Murakami is an author who understands the aesthetic value of clothes and often goes into great detail about the specifics of what his characters are wearing, from the ordinary (increasingly scruffy tennis shoes) to the extra-ordinary or bizarre (red vinyl hats). Descriptions of what characters are wearing are nothing new or remarkable of course, but Murakami, more than most, seems to suggest that what we choose to wear can often be an important and telling insight into our character or mindset on any given day. The impeccably dressed ‘Cinnamon’ and his fashion designer mother ‘Nutmeg’ for example, are always outwardly pristine and perfectly well put together, but together they are two of the most intriguing and mysterious characters in the novel. What this tells us about their character, and whether these appearances are deceptive or not is left to us to guess as Murikami gradually drip feeds details and information that helps unpick the mystery.

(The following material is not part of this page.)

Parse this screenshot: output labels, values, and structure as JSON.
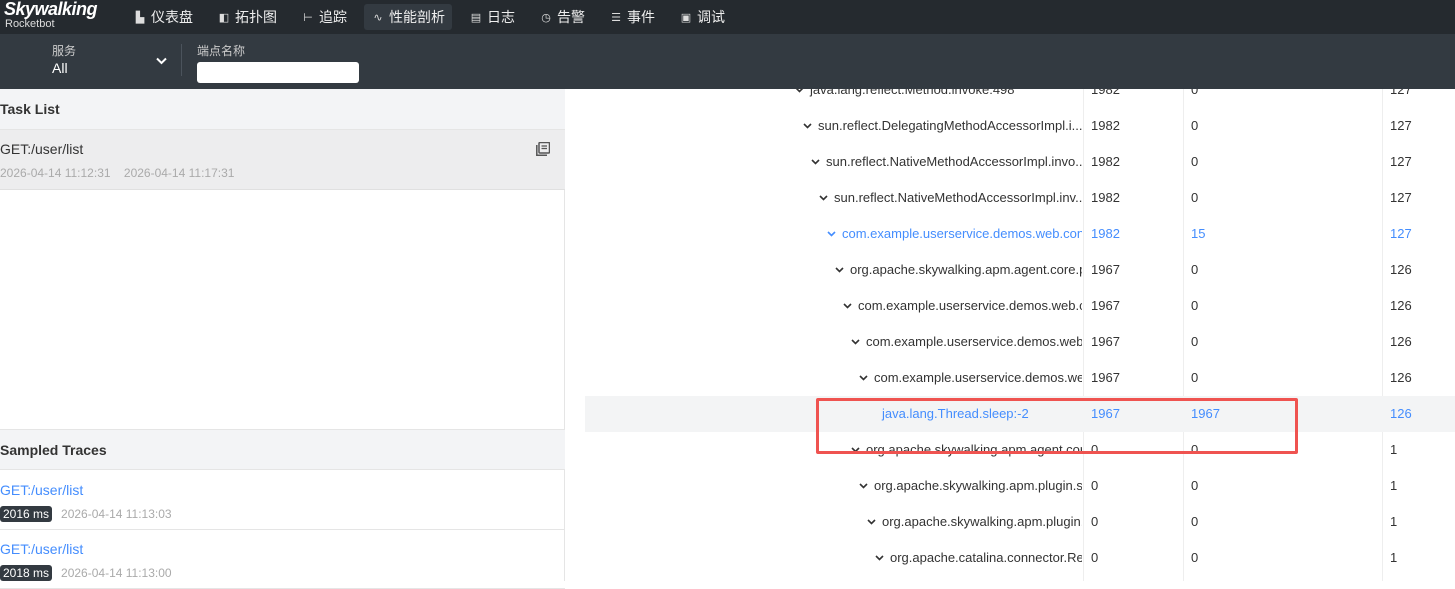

Ultimately it is these layers of mystery, reality and unreality that what make this book such an absorbing and involving read. Even as Okada performs the most normal of tasks such as cooking dinner or feeding his cat, a sense of the unreal pervades throughout the book.  A seemingly normal every day guy ends up taking us on a bizarre journey that tackles such themes as loss, death, obsession, power and war, with us never quite really knowing for sure what is reality and what isn’t. With this in mind I wouldn’t say it’s a novel that lends itself to causal reading in short spread out bursts, if you’re going to descend down Murakami’s strange well, you need to go all the way down.

For Fans of: David Mitchell, Charles Bukowski, Ryu Murikami, Cats.

Worth a hoot?: Definitely recommended.

Will you be giving The Wind-Up Bird Chronicle a read? What was your favourite aspect of the book? Is there any authors I should know about that have been glaringly left out of the “For Fans of” section?